Delegation Case Study: Large Healthcare

A quick story about Decision-Rights in a Large Healthcare Org

In 2019, my team and I collaborated with the senior leadership of a large healthcare organization grappling with a perceived innovation deficit within the depths of their expansive workforce. The CEO had initiated a program for mid-level leaders to propose alternatives to the operating model, but the path forward was unclear.

Our diagnosis revealed an unexpected issue: the problem was not with the strategy, staff or structure, but in decision dysfunction at the upper levels of the organization. Senior leaders' disputes over roles and responsibilities were preventing good ideas from getting to the market in a reasonable time.

In an exercise reviewing the past year's senior leadership meeting agendas, we found that 65% of the items, which ranged from high-level vision to minute budget approvals, shouldn’t have even made it to the meeting.

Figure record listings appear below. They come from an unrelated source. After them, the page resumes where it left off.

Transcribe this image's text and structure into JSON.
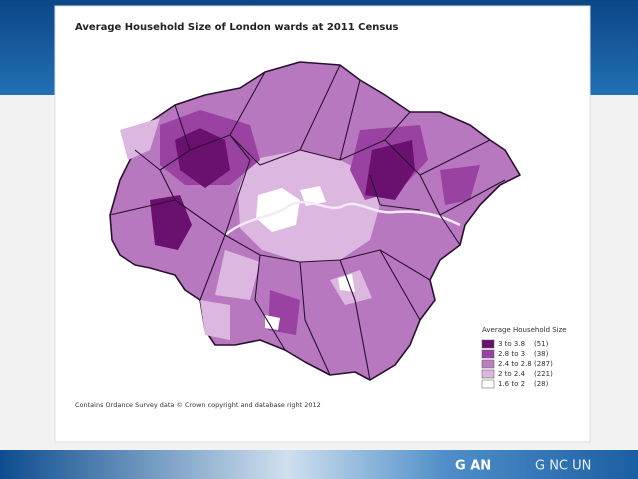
{
  "header": {
    "title": "Average Household Size of London wards at 2011 Census"
  },
  "legend": {
    "title": "Average Household Size",
    "items": [
      {
        "label": "3 to 3.8",
        "count": "(51)",
        "color": "#6a1170"
      },
      {
        "label": "2.8 to 3",
        "count": "(38)",
        "color": "#9a42a2"
      },
      {
        "label": "2.4 to 2.8",
        "count": "(287)",
        "color": "#bb7ec3"
      },
      {
        "label": "2 to 2.4",
        "count": "(221)",
        "color": "#dcb8e0"
      },
      {
        "label": "1.6 to 2",
        "count": "(28)",
        "color": "#ffffff"
      }
    ]
  },
  "source": "Contains Ordance Survey data © Crown copyright and database right 2012",
  "footer": {
    "left": "G AN",
    "right": "G NC UN"
  }
}
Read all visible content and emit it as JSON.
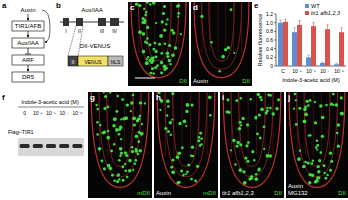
{
  "chart_data": {
    "type": "bar",
    "y_label": "Relative fluorescence",
    "x_label": "Indole-3-acetic acid (M)",
    "categories": [
      "C",
      "10⁻⁹",
      "10⁻⁸",
      "10⁻⁷",
      "10⁻⁶"
    ],
    "series": [
      {
        "name": "WT",
        "color": "#5b8fd0",
        "values": [
          1.0,
          0.78,
          0.2,
          0.07,
          0.04
        ],
        "errors": [
          0.06,
          0.1,
          0.05,
          0.02,
          0.02
        ]
      },
      {
        "name": "tir1 afb1,2,3",
        "color": "#d9534a",
        "values": [
          1.02,
          0.95,
          0.92,
          0.85,
          0.78
        ],
        "errors": [
          0.06,
          0.1,
          0.08,
          0.1,
          0.1
        ]
      }
    ],
    "ylim": [
      0,
      1.2
    ],
    "yticks": [
      0,
      0.2,
      0.4,
      0.6,
      {
        "value": 0.8,
        "label": "0.8"
      },
      {
        "value": 1,
        "label": "1.0"
      },
      1.2
    ],
    "legend": "top-right"
  },
  "figure": {
    "panels": {
      "a": {
        "label": "a",
        "nodes": [
          "Auxin",
          "TIR1/AFB",
          "Aux/IAA",
          "ARF",
          "DR5"
        ]
      },
      "b": {
        "label": "b",
        "title": "Aux/IAA",
        "domains": [
          "I",
          "II",
          "III",
          "IV"
        ],
        "construct": {
          "title": "DII-VENUS",
          "parts": [
            "II",
            "VENUS",
            "NLS"
          ]
        }
      },
      "c": {
        "label": "c",
        "stain": "DII"
      },
      "d": {
        "label": "d",
        "labels": [
          "Auxin"
        ],
        "stain": "DII"
      },
      "e": {
        "label": "e"
      },
      "f": {
        "label": "f",
        "title": "Flag–TIR1",
        "axis_label": "Indole-3-acetic acid (M)",
        "lanes": [
          "0",
          "10⁻⁹",
          "10⁻⁸",
          "10⁻⁷",
          "10⁻⁶"
        ]
      },
      "g": {
        "label": "g",
        "stain": "mDII"
      },
      "h": {
        "label": "h",
        "labels": [
          "Auxin"
        ],
        "stain": "mDII"
      },
      "i": {
        "label": "i",
        "labels": [
          "tir1 afb1,2,3"
        ],
        "stain": "DII"
      },
      "j": {
        "label": "j",
        "labels": [
          "Auxin",
          "MG132"
        ],
        "stain": "DII"
      }
    }
  }
}
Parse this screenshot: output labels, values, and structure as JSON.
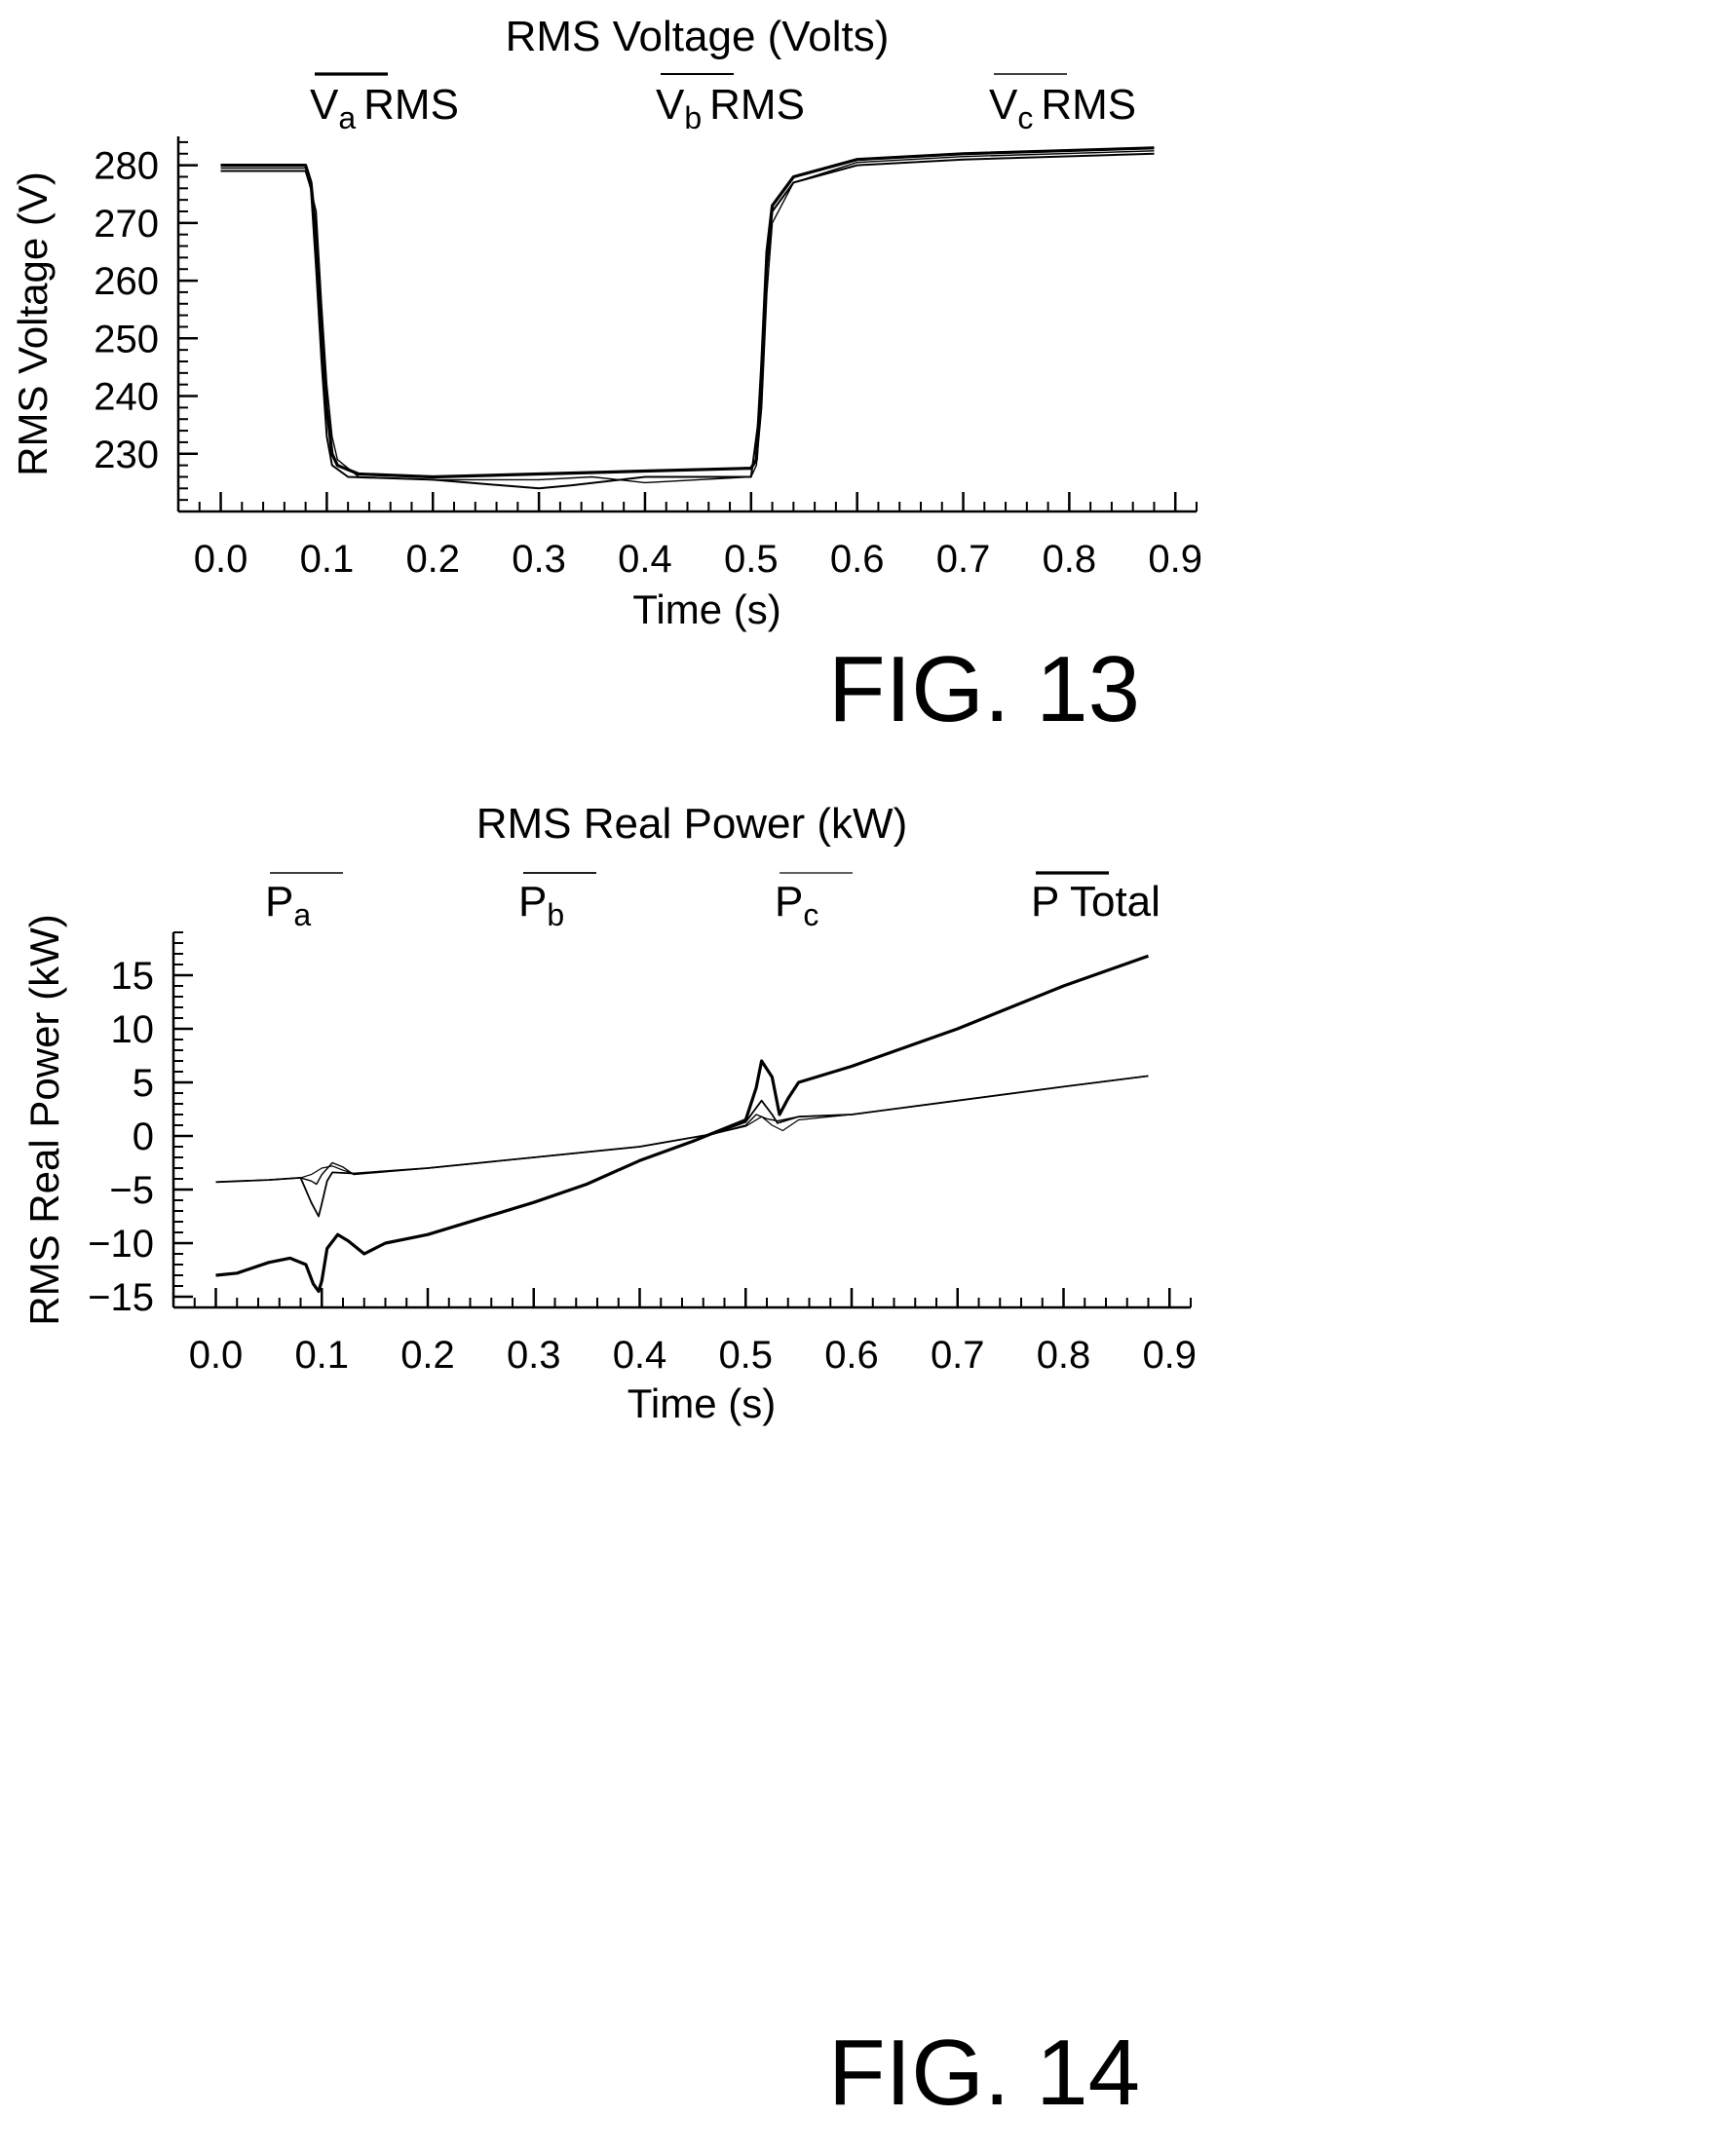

Why was the next level below the LT inappropriately escalating items? Because their decisions made in mid-level forums would tend to get shot down by a leader in a different part of an organization that didn’t agree with one aspect or another in the proposed approach.

Why use the designated decision forums when those forums don’t really have any sticking power? We may as well just send it up to the leaders and let them sort it our amongst themselves.

No wonder the organization struggled with accountability and empowerment.

This is fundamentally a distribution of authority problem. Are the right people in this organization doing enough of the right work? At what pace layer of the organization is the integration happening? Are norms around shared decision-making helping different parts of the organization work better together?